Another example is Ghana, “a model of openness”, which also had to suspend debt servicing.
Egypt, Pakistan and Bangladesh only narrowly avoided suspension of payments thanks to the intervention of the IMF, but with the usual draconian conditionalities (privatisations, austerity, deregulation) which have already slammed down on the population.

What comes after Marrakesh?

Despite the somewhat chaotic organization and the forced absence of several activists who didn’t receive their visas, on Sunday the participants made a very positive assessment of the Counter-summit. The meeting for global justice was mainly African, but enriched with European, Asian and even Latin-American interventions. It reminded us how indispensable such direct exchanges are, as Monica Vargas, of the NGO Grain, pointed out. It was a unique opportunity to create a web of solidarity, all the more valued since it is so hard to travel within Africa, added Broulaye Bagayoko, the Permanent Secretary of CADTM-Africa, who also mentioned the help provided by donors.

Roos Saalbrink of the Netherlands, from the NGO Action Aid, agreed. She was in the enviable position of moving to and fro between the alternative and the official summits, as she was accompanying a group of African women suffering from austerity programmes. “We appreciated coming away from the official speeches to hear down-to-earth analyses of the IMF’s promises,” she testified.

Eric Toussaint believes that there will definitely be a follow-up to Marrakesh; if only to keep up the new connections made between social movements who not long ago did not know one another. In the context of a global recession of resistance, the little spark created in Morocco must be kept alive. The militant acknowledges, however, that “many more forces need to be brought together, as several networks have remained on the fringe, if there is to be any hope of achieving a framework” for global justice coordination on a global scale. Although the CADTM will be participating in the next World Social Forum, which is to be held from 15 to 19 February 2024 in Nepal, it seems clear that the absence of Via Campesina in particular, will undermine the representativity that the WSF enjoyed in the past.

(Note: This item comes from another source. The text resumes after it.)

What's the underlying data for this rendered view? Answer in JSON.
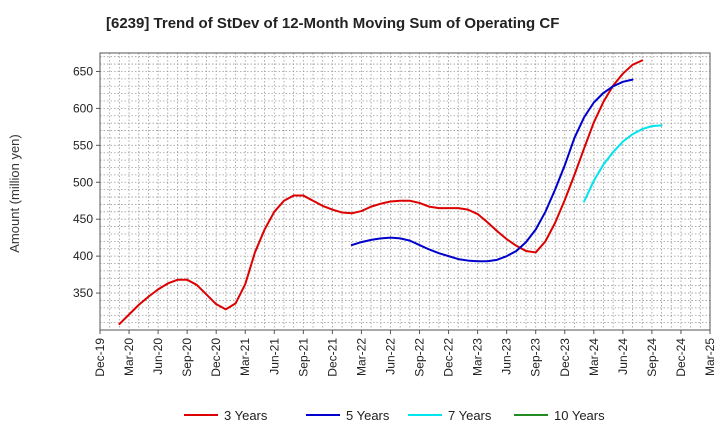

We should expect to see a new wave of structural adjustment policies.

Yes indeed, this new crisis marks the triumphant return of the IMF, which always thrives best on disaster in the South. We are certainly not about to see the generalization of suspension of payments, but rather a flurry of problems that engender systematic recourse to the IMF. That institution has signed over a hundred loan agreements. The more difficulty countries have to pay their debts, the harsher and more numerous austerity programmes will become. We are talking of amounts going from a few tens of million dollars to 45 billion for Argentina, or 15 billion for Ukraine. You can imagine the power of coercion that that places in the hands of the IMF.

Debates in the Counter-summit revealed much scepticism as to the possibility that the New Development Bank (NDB), established by BRICS [1], might provide an alternative to the Bretton Woods institutions (FMI/BM). Why?

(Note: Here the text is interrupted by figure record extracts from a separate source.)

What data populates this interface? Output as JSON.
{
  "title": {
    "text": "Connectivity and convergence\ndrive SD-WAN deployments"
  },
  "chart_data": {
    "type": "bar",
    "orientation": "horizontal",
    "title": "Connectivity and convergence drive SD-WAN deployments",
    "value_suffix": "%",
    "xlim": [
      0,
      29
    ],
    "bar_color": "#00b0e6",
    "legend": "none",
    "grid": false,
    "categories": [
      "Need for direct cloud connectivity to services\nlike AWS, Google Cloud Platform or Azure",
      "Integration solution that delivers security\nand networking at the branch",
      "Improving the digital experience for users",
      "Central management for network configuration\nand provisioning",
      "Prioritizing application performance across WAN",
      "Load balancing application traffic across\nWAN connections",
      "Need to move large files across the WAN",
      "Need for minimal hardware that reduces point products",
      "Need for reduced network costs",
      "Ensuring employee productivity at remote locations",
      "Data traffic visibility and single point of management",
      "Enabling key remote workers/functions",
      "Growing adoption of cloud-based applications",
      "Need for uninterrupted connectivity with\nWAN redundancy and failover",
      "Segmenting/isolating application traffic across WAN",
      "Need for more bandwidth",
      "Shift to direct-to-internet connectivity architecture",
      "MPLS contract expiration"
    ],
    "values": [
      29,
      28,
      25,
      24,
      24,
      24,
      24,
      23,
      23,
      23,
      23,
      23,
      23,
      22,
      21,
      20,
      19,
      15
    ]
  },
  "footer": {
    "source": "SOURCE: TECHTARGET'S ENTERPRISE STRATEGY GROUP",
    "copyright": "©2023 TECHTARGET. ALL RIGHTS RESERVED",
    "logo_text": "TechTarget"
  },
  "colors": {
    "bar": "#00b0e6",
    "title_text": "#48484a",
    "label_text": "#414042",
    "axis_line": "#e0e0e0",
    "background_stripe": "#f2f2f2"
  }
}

In our view, it is absolutely not an alternative, since it is based on the same extractivist and productivist model. The NDB, in which China plays a central role, sees Africa simply as a site for extracting raw materials or a source of underpaid labour. Its interest rates are similar to those of the IMF and the World Bank. The main difference is that it does not impose economic and political conditionalities on borrowing countries. That is what sparks the interest of many African countries. But that does not make it a development bank. It is not lending so that Africa can industrialize, but to create the infrastructure to export raw materials or to carry out prestige policies.

What alternative is there, then? Have you seen an element of hope emerge during the Counter-summit?

I was struck by the extent to which the social movements of Sub-Saharan Africa understand the true nature of the IMF’s and the World Bank’s policies. There are far fewer illusions than in the past about creditors’ promises. There are more and more actors of civil society who envisage development without those bodies. By adopting alternative monetary, fiscal and judiciary policies, African States could manage without them for good.